FluidSpectralShape = spectral moments?

pasquetje · April 9, 2019, 5:59pm

Hello !

FluidSpectralShape makes me remember of what is used in OpenCV. Can I say that FluidSpectralShape analyses the first 7 spectral moments or are there differences ?

tremblap · April 9, 2019, 7:05pm

The helpfile should tell you

1 2 3 4 are the 4 first spectral moments, then 5-6-7 are 3 other shape descriptors. All of them are computed in lin freq space and lin amp space, and some are then converted to dB at the output.

Here is the documentation as it stands. Feel free to comment bits you do not get or that is not clear.

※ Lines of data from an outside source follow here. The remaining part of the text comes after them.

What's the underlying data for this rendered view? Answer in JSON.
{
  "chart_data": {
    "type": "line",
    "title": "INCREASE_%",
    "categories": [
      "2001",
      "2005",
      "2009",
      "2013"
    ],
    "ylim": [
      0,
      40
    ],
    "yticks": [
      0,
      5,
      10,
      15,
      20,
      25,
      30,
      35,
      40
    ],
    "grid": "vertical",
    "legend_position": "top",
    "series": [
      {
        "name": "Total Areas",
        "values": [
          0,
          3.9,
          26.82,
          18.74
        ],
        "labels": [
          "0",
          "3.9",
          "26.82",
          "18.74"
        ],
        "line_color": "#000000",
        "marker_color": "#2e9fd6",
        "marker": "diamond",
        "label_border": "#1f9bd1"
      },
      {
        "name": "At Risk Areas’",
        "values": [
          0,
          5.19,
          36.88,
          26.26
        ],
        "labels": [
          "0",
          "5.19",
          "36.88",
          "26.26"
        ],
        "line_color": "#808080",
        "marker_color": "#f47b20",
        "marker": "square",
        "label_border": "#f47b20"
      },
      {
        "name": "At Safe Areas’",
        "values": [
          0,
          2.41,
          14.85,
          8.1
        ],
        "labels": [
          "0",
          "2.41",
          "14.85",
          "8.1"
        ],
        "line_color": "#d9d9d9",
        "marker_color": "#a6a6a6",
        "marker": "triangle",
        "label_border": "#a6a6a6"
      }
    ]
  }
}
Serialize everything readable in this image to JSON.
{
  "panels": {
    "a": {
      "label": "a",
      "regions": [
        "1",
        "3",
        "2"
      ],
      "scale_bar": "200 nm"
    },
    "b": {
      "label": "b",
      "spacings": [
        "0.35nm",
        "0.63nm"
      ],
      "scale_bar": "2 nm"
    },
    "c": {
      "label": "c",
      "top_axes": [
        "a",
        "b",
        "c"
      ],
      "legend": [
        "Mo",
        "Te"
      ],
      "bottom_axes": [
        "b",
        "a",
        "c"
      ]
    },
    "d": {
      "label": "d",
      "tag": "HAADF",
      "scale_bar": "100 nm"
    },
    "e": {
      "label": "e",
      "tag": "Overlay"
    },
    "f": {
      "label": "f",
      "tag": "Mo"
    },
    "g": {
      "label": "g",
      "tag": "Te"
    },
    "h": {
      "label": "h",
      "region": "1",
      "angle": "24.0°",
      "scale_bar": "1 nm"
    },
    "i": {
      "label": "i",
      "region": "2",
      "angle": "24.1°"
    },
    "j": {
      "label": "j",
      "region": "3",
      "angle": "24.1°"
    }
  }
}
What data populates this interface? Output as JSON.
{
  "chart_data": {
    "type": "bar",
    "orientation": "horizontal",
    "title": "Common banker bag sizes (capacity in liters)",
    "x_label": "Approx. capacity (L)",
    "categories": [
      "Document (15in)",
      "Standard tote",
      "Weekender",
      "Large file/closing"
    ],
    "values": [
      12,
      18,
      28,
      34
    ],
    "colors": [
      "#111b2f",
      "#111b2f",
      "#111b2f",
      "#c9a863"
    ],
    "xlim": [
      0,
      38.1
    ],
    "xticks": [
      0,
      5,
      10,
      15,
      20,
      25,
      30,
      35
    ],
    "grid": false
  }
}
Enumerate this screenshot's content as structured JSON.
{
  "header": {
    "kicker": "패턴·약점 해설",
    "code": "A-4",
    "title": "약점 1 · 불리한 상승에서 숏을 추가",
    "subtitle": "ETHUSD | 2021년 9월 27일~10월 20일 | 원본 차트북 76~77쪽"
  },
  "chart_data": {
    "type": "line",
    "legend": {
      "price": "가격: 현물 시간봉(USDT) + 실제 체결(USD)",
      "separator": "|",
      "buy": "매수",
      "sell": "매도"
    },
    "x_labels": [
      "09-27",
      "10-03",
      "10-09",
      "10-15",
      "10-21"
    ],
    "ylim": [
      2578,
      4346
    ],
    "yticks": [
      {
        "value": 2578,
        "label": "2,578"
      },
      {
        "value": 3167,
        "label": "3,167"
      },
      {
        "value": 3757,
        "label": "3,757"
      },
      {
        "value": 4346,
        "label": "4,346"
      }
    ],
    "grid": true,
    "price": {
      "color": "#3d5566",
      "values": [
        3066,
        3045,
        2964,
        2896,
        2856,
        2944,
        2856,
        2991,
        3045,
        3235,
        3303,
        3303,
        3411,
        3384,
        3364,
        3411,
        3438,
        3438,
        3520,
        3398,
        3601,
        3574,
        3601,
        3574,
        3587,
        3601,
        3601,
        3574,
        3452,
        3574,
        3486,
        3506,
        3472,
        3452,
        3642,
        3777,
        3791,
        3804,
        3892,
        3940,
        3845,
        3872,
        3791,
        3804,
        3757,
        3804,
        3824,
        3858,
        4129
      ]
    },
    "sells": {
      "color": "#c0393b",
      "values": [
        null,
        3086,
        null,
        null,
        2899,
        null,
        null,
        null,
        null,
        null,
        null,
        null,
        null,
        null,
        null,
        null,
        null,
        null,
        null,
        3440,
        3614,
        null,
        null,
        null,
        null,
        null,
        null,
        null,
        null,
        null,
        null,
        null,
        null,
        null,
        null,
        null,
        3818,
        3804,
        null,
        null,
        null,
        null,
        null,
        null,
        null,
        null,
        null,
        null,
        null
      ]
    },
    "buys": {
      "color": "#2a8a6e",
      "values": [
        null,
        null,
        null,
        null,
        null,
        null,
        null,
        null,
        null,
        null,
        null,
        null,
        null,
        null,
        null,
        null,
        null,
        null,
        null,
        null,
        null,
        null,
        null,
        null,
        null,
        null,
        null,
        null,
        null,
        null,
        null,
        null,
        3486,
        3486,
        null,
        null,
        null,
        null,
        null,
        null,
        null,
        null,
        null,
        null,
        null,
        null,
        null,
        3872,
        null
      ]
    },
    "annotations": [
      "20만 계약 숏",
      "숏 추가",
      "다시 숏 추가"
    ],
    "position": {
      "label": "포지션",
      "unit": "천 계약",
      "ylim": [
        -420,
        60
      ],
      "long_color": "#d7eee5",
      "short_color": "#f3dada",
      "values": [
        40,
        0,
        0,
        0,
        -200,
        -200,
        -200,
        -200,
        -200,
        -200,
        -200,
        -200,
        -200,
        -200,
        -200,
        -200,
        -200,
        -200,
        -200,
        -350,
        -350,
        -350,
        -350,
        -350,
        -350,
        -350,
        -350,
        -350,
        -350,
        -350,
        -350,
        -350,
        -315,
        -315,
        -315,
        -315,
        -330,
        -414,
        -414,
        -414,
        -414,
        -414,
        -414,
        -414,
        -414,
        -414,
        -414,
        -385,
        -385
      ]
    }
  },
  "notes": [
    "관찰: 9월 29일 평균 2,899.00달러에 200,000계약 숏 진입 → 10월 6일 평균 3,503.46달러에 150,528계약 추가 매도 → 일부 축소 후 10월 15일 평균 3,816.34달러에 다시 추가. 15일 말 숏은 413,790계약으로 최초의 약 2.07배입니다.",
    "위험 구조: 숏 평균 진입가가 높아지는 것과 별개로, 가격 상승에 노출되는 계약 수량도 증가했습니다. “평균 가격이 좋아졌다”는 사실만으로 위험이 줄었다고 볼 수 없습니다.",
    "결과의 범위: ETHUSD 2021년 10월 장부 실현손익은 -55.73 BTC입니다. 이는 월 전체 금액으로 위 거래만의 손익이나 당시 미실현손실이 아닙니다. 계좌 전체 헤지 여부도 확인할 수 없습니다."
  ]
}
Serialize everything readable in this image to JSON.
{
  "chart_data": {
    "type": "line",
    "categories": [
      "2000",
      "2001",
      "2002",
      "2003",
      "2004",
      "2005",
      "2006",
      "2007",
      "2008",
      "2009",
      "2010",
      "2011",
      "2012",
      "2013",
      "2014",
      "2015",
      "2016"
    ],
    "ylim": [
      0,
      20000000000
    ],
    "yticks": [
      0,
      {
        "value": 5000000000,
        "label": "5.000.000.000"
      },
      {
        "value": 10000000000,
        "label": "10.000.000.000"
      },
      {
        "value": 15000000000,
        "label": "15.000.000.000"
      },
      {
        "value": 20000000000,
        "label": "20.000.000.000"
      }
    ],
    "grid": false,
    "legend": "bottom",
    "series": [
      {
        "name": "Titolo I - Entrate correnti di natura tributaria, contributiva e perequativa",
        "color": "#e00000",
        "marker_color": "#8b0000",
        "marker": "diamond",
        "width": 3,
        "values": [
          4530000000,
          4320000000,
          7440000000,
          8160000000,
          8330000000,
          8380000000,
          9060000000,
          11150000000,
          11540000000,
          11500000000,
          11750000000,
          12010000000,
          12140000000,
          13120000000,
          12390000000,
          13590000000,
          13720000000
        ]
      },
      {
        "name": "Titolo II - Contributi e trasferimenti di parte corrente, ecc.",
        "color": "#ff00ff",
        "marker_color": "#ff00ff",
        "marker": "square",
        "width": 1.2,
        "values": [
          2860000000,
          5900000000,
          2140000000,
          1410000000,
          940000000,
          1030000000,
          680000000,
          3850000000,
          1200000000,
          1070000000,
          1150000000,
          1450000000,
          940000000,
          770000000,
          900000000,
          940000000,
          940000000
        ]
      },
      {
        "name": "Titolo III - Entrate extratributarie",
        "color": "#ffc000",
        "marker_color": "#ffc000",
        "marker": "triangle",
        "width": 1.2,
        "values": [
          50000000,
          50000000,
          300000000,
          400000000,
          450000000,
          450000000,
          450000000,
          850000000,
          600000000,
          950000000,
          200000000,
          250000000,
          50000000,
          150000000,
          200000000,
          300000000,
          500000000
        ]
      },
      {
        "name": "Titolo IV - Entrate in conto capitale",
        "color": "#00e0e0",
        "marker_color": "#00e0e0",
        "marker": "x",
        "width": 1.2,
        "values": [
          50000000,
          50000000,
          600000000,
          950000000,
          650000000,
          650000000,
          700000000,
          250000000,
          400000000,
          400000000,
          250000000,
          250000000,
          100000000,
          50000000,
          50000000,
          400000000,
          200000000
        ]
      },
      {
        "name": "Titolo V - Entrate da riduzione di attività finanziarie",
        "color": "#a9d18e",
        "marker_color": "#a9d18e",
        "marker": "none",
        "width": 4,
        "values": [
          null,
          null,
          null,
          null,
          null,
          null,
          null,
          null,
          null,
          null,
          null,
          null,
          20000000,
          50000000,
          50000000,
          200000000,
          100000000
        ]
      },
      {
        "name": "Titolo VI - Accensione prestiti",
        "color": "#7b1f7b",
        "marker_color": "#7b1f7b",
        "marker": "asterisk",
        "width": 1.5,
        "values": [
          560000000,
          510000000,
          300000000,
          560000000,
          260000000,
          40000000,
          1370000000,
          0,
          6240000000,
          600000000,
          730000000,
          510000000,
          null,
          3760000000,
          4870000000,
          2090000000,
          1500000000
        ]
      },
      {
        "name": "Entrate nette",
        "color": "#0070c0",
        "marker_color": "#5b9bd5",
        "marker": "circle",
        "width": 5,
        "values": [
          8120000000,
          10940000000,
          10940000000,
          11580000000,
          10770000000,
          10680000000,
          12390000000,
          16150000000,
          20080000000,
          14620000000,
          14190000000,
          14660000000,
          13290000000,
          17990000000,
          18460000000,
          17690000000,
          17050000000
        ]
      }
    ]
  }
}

This class implements seven of the most popular spectral shape descriptors, computed on a linear scale for both amplitude and frequency. It is part of the Fluid Decomposition Toolkit of the FluCoMa project.1

The descriptors are:
• the four first statistical moments (Moment (mathematics) - Wikipedia ), more commonly known as:
• the spectral centroid (1) in spectral bins as units. This is the point that splits the spectrum in 2 halves of equal energy. It is the weighted average of the magnitude spectrum.
• the spectral spread (2) in spectral bins. This is the standard deviation of the spectrum envelop, or the average of the distance to the centroid.
• the normalised skewness (3) as ratio. This indicates how tilted is the spectral curve in relation to the middle of the spectral frame, i.e. half of the Nyquist frequency. If it is below the bin representing that frequency, i.e. the central bin of the magnitude spectrum, it is positive.
• the normalised kurtosis (4) as ratio. This indicates how focused is the spectral curve. If it is peaky, it is high.
• the rolloff (5) in bin number. This indicates the bin under which 95% of the energy is included.
• the flatness (6) in dB. This is the ratio of geometric mean of the magnitude, over the arithmetic mean of the magnitudes. It yields a very approximate measure on how noisy a signal is.
• the crest (7) in dB. This is the ratio of the loudest magnitude over the RMS of the whole frame. A high number is an indication of a loud peak poking out from the overal spectral curve.

The drawings in Peeters 2003 (http://recherche.ircam.fr/anasyn/peeters/ARTICLES/Peeters_2003_cuidadoaudiofeatures.pdf) are useful, as are the commented examples below. For the mathematically-inclined reader, the tutorials and code offered here (https://www.audiocontentanalysis.org/) are interesting to further the understanding.

The process will return the seven values as a list, which will be repeated if no change happens within the algorythm, i.e. when the hopSize is larger than the server signal vector size.